Этим летом баварская армия вторглась в Австрию, и французская армия была в пути, чтобы соединиться с ней. Баварский курфюрст Альберт провозгласил себя эрцгерцогом Австрии в оккупированном им Линце. У Марии Терезии практически не было армии. Когда враг уже стоял в Санкт-Пельмене, Мария Терезия приняла решение: «всеми покинутая, прибегнуть к сословиям и депутатам, к их верности и оружию и апеллировать к старинным достоинствам венгров». Из 63 титулов, которыми в совокупности обладал ее отец Карл VI, ей оставался этим летом один единственный, которого не оспаривал и не мог бы когда-нибудь оспорить ни один из ее врагов: «Королева Венгрии».

Она появилась 11 сентября перед венгерскими сословиями в Пресбурге. Она все еще носила глубокий траур по своему отцу: ее черное одеяние оттеняло в удивительно выгодном свете ее светлую кожу и красивые плечи. Из-под короны Святого Стефана ее светлые волосы локонами падали ей на плечи. Когда она поднялась, чтобы говорить, ее голос прерывался от волнения: «Речь идет о нашем Венгерском Королевстве, речь идет о Нашей Персоне!»

К концу ее потрясающей просьбы о помощи, когда она разразилась настоящими слезами, магнаты не могли больше сдержаться, они бросились к ее ногам – старый друг Марии Терезии, граф Янош Палфи[318], описал позднее эту сцену. «Словно исполненные единого порыва, мы вынули наши сабли и кричали: «Наша жизнь и наша кровь за Ваше Величество!» Мы плакали вместе с королевой слезами верности, любви и негодования».

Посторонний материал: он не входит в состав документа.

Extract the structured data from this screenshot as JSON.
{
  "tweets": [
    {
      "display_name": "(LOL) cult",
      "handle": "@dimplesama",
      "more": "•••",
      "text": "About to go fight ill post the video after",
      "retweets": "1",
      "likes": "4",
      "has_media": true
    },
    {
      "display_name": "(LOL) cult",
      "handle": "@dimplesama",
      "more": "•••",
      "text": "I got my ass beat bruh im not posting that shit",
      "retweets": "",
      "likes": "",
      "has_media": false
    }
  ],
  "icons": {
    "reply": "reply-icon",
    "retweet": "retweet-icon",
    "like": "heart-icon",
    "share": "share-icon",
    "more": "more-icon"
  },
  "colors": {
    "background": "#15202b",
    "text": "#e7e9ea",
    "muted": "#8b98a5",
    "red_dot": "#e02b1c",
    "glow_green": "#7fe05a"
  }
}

Но магнаты не только плакали, они решили провозгласить национальное восстание дворянской знати: сегодня мы назвали бы это «мобилизацией». Они выделили ей семь полков.

Баварцев изгнали из Австрии, французы заключили мир. В конце концов, корона Священной империи досталась супругу Марии Терезии – Францу Стефану.

Мария Терезия могла, наконец, обратиться к двум большим целям своего правления: объединению своих многоязычных земель – в действительности, цели всей истории Габсбургов. Второй целью было изменение всей прежней европейской дипломатии, результатом которой должен был стать союз Габсбургов с Францией.

Для Фридриха, который называл себя «Королем Пруссии», она была серьезной соперницей, потому что ей удавалось в течение всей своей жизни производить впечатление, словно она была победительницей, хотя она многое уступила ему.

2. Мать страны

Детские комнаты императорского дворца Хофбург буквально переполнялись детьми. В общем и целом, родилось 16 сыновей и дочерей. Во времена первой половины ее правления, когда Мария Терезия была впутана в длинную череду войн и сложных дипломатических маневров, когда она должна была справляться с реорганизацией своей армии и финансов и управлением сложнейшей территорией во всей Европе, она все время была беременна или кормила грудью ребенка.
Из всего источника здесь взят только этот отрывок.